The Las Vegas Valkyries, who have yet to play a regular-season game, carry a $600 million valuation—the highest in WNBA history and nearly triple the league's new average of $134 million, according to Sportico's latest franchise appraisal. The expansion club, awarded to a group led by Sacramento Kings chairman Vivek Ranadivé in December 2023, begins play in May 2025.
The average WNBA franchise value climbed 59% year-over-year from $84 million in 2025, the sharpest single-season increase since the league's 1997 launch. The jump reflects a confluence of tailwinds: the league's new $2.2 billion media deal with Disney, Amazon, and NBCUniversal starting in 2026; sold-out arenas across eight markets last season; and a roster expansion that added the Valkyries, the Golden State Valkyries (also launching May 2025), and Toronto in 2026. Las Vegas benefits from the city's transient tourism base, the existing infrastructure of Michelob Ultra Arena, and proximity to California's corporate sponsorship budgets. Ranadivé's group paid an expansion fee reported at $50 million in late 2023; the current valuation suggests a 1,100% markup in sixteen months.
The Valkyries' figure matters because it establishes a new pricing floor for institutional buyers circling the league. Three teams changed hands in the past eighteen months—none below $80 million. The valuation also creates tension inside the league's revenue-sharing model, where teams contribute a percentage of local sponsorship and ticketing into a central pool. A franchise worth $600 million carries different margin expectations than one worth $90 million, and the league's collective bargaining agreement, which runs through 2027, was negotiated before the current media deal and valuation surge. Players are guaranteed 50% of leaguewide revenue under that CBA; the players' union is already floating the idea of reopening talks early, citing the gap between franchise appreciation and salary-cap growth.
Sponsors are adjusting pricing models in real time. A courtside season-ticket package at the Aces, Las Vegas's incumbent franchise, ran $12,000 in 2024; early Valkyries pricing is expected to start near $18,000 for equivalent sight lines, per two executives briefed on the sales deck. That premium reflects both novelty and the Valkyries' ability to sell a second Las Vegas product into the same corporate hospitality budgets that already cover the Aces, the Golden Knights, and the Raiders.
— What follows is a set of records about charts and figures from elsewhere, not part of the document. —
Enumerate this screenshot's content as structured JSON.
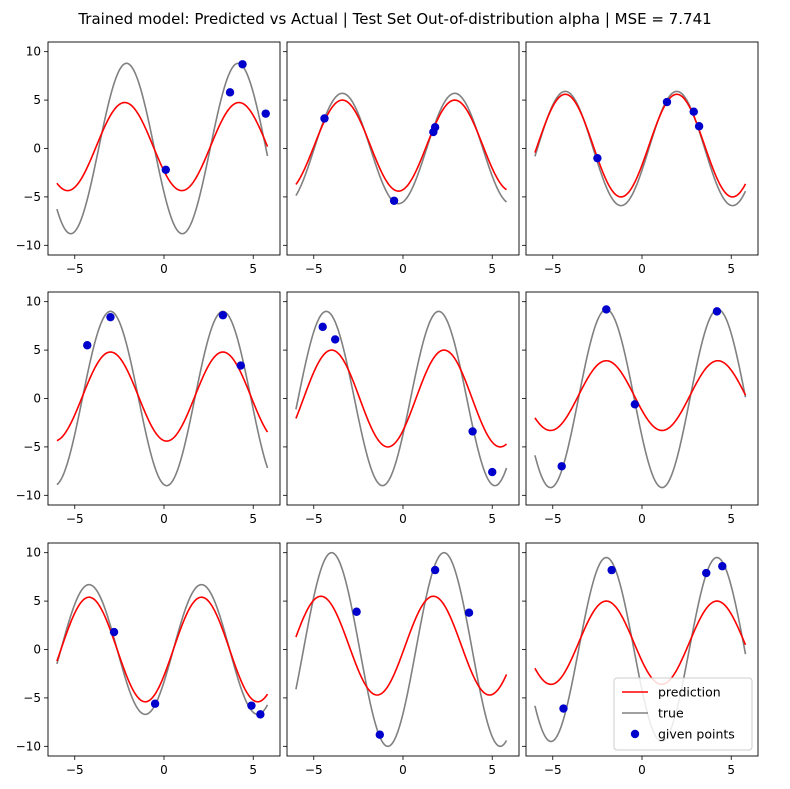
{
  "chart_data": {
    "type": "line",
    "title": "Trained model: Predicted vs Actual | Test Set Out-of-distribution alpha | MSE = 7.741",
    "xlim": [
      -6.5,
      6.5
    ],
    "ylim": [
      -11,
      11
    ],
    "xticks": [
      -5,
      0,
      5
    ],
    "yticks": [
      -10,
      -5,
      0,
      5,
      10
    ],
    "grid": false,
    "legend_location": "lower right",
    "legend": {
      "prediction": "prediction",
      "true": "true",
      "given": "given points"
    },
    "colors": {
      "prediction": "#ff0000",
      "true": "#808080",
      "given": "#0000cc"
    },
    "panels": [
      {
        "true": {
          "amp": 8.8,
          "period": 6.25,
          "peak": -2.1
        },
        "prediction": {
          "amp": 4.55,
          "period": 6.4,
          "peak": -2.2,
          "offset": 0.2
        },
        "given_points": [
          [
            0.1,
            -2.2
          ],
          [
            3.7,
            5.8
          ],
          [
            4.4,
            8.7
          ],
          [
            5.7,
            3.6
          ]
        ]
      },
      {
        "true": {
          "amp": 5.7,
          "period": 6.3,
          "peak": -3.4
        },
        "prediction": {
          "amp": 4.7,
          "period": 6.3,
          "peak": -3.4,
          "offset": 0.3
        },
        "given_points": [
          [
            -4.4,
            3.1
          ],
          [
            -0.5,
            -5.4
          ],
          [
            1.7,
            1.7
          ],
          [
            1.8,
            2.2
          ]
        ]
      },
      {
        "true": {
          "amp": 5.9,
          "period": 6.25,
          "peak": -4.3
        },
        "prediction": {
          "amp": 5.3,
          "period": 6.25,
          "peak": -4.3,
          "offset": 0.3
        },
        "given_points": [
          [
            -2.5,
            -1.0
          ],
          [
            1.4,
            4.8
          ],
          [
            2.9,
            3.8
          ],
          [
            3.2,
            2.3
          ]
        ]
      },
      {
        "true": {
          "amp": 9.0,
          "period": 6.3,
          "peak": -3.0
        },
        "prediction": {
          "amp": 4.6,
          "period": 6.3,
          "peak": -3.0,
          "offset": 0.2
        },
        "given_points": [
          [
            -4.3,
            5.5
          ],
          [
            -3.0,
            8.4
          ],
          [
            3.3,
            8.6
          ],
          [
            4.3,
            3.4
          ]
        ]
      },
      {
        "true": {
          "amp": 9.0,
          "period": 6.3,
          "peak": -4.3
        },
        "prediction": {
          "amp": 5.0,
          "period": 6.3,
          "peak": -4.0,
          "offset": 0.0
        },
        "given_points": [
          [
            -4.5,
            7.4
          ],
          [
            -3.8,
            6.1
          ],
          [
            3.9,
            -3.4
          ],
          [
            5.0,
            -7.6
          ]
        ]
      },
      {
        "true": {
          "amp": 9.2,
          "period": 6.25,
          "peak": -2.0
        },
        "prediction": {
          "amp": 3.6,
          "period": 6.25,
          "peak": -2.0,
          "offset": 0.3
        },
        "given_points": [
          [
            -4.5,
            -7.0
          ],
          [
            -2.0,
            9.2
          ],
          [
            -0.4,
            -0.6
          ],
          [
            4.2,
            9.0
          ]
        ]
      },
      {
        "true": {
          "amp": 6.7,
          "period": 6.3,
          "peak": -4.2
        },
        "prediction": {
          "amp": 5.4,
          "period": 6.3,
          "peak": -4.2,
          "offset": 0.0
        },
        "given_points": [
          [
            -2.8,
            1.8
          ],
          [
            -0.5,
            -5.6
          ],
          [
            4.9,
            -5.8
          ],
          [
            5.4,
            -6.7
          ]
        ]
      },
      {
        "true": {
          "amp": 10.0,
          "period": 6.3,
          "peak": -4.0
        },
        "prediction": {
          "amp": 5.1,
          "period": 6.3,
          "peak": -4.6,
          "offset": 0.4
        },
        "given_points": [
          [
            -2.6,
            3.9
          ],
          [
            -1.3,
            -8.8
          ],
          [
            1.8,
            8.2
          ],
          [
            3.7,
            3.8
          ]
        ]
      },
      {
        "true": {
          "amp": 9.5,
          "period": 6.2,
          "peak": -2.0
        },
        "prediction": {
          "amp": 4.3,
          "period": 6.2,
          "peak": -2.0,
          "offset": 0.7
        },
        "given_points": [
          [
            -4.4,
            -6.1
          ],
          [
            -1.7,
            8.2
          ],
          [
            3.6,
            7.9
          ],
          [
            4.5,
            8.6
          ]
        ]
      }
    ]
  }
}
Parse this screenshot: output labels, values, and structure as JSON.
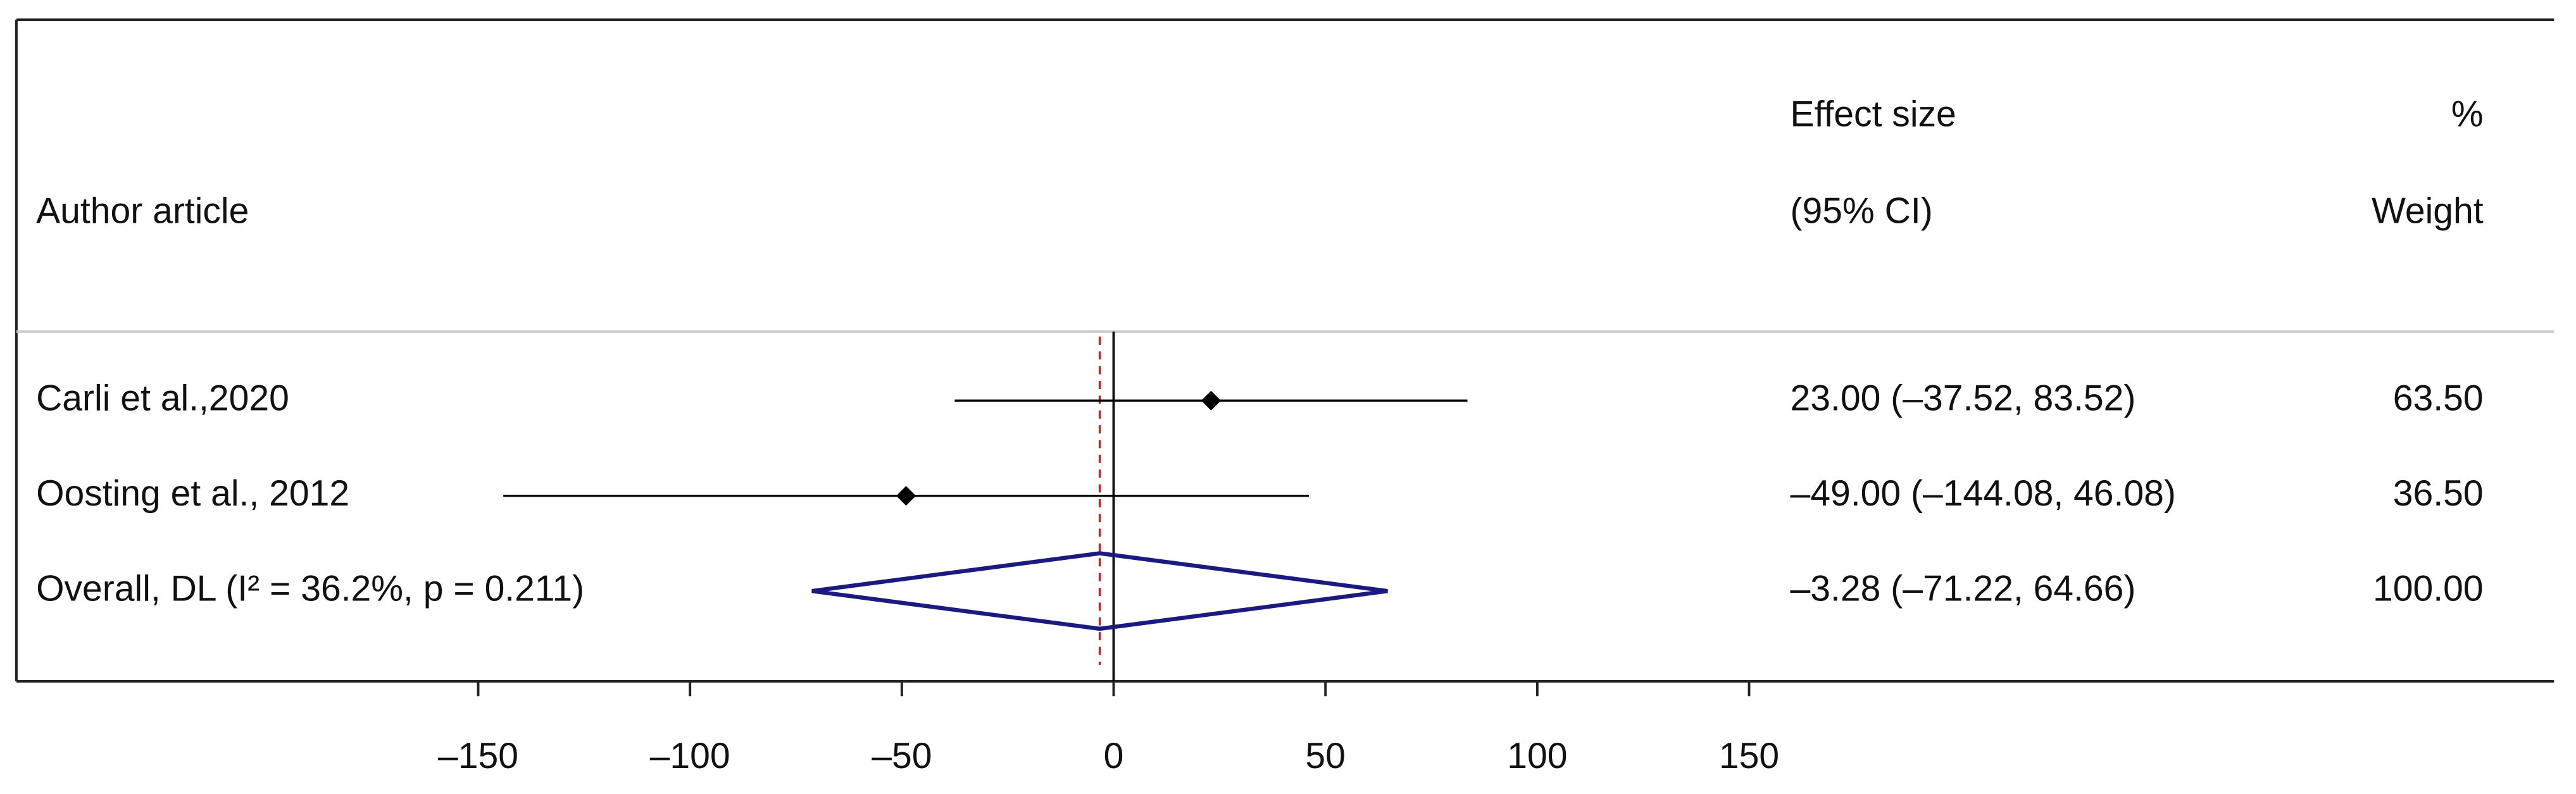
{
  "chart_data": {
    "type": "forest",
    "header_label": "Author article",
    "header_effect": [
      "Effect size",
      "(95% CI)"
    ],
    "header_weight": [
      "%",
      "Weight"
    ],
    "categories": [
      "Carli et al.,2020",
      "Oosting et al., 2012",
      "Overall, DL (I² = 36.2%, p = 0.211)"
    ],
    "series": [
      {
        "values": [
          23.0,
          -49.0,
          -3.28
        ],
        "lower": [
          -37.52,
          -144.08,
          -71.22
        ],
        "upper": [
          83.52,
          46.08,
          64.66
        ],
        "value_labels": [
          "23.00 (–37.52, 83.52)",
          "–49.00 (–144.08, 46.08)",
          "–3.28 (–71.22, 64.66)"
        ],
        "weights": [
          "63.50",
          "36.50",
          "100.00"
        ],
        "color": "#000000"
      }
    ],
    "overall_color": "#1a1a80",
    "overall_line_color": "#a0302a",
    "xlim": [
      -259,
      340
    ],
    "xticks": [
      {
        "value": -150,
        "label": "–150"
      },
      {
        "value": -100,
        "label": "–100"
      },
      {
        "value": -50,
        "label": "–50"
      },
      0,
      50,
      100,
      150
    ]
  }
}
The Valkyries have not yet announced a jersey sponsor, but league sources expect a deal in the $4-6 million annual range, which would exceed every current WNBA patch agreement except the New York Liberty's $5 million pact with Nissan.
The league's average valuation still trails Liga MX's bottom-tier clubs (roughly $200 million) and sits well below MLS expansion fees ($500 million for San Diego FC, awarded in 2023). But the velocity matters more than the absolute number. Institutional allocators—family offices, sovereign wealth vehicles, private equity arms testing sports exposure—need a reference price that feels defensible in a fund memo. $600 million provides that reference. It also invites the question of what the Liberty, Aces, or Sparks might fetch in an open sale, given their existing fanbases and venue control.
Watch for Valkyries' inaugural jersey-sponsor announcement before the April 14 WNBA Draft, where the team holds the second overall pick. The Golden State Valkyries, launching simultaneously, are expected to release their own valuation later this quarter; proximity to Silicon Valley venture capital and Chase Center's premium seating inventory suggest a figure near or above Las Vegas. The league's next CBA negotiation window opens in summer 2026, sixteen months before the current deal expires—early enough for the players' union to leverage franchise valuations as proof of under-compensation.
The Valkyries' opening night is May 16 against the Phoenix Mercury. Ticket deposits passed 40,000 in the first six weeks, per the club. Ranadivé's ownership group includes former Yahoo CEO Marissa Mayer and Walmart heir Carrie Walton Penner. The franchise has not yet announced a general manager.
The takeaway
WNBA's $600M Las Vegas valuation sets new pricing floor, pressures CBA talks, and gives institutional buyers a reference number.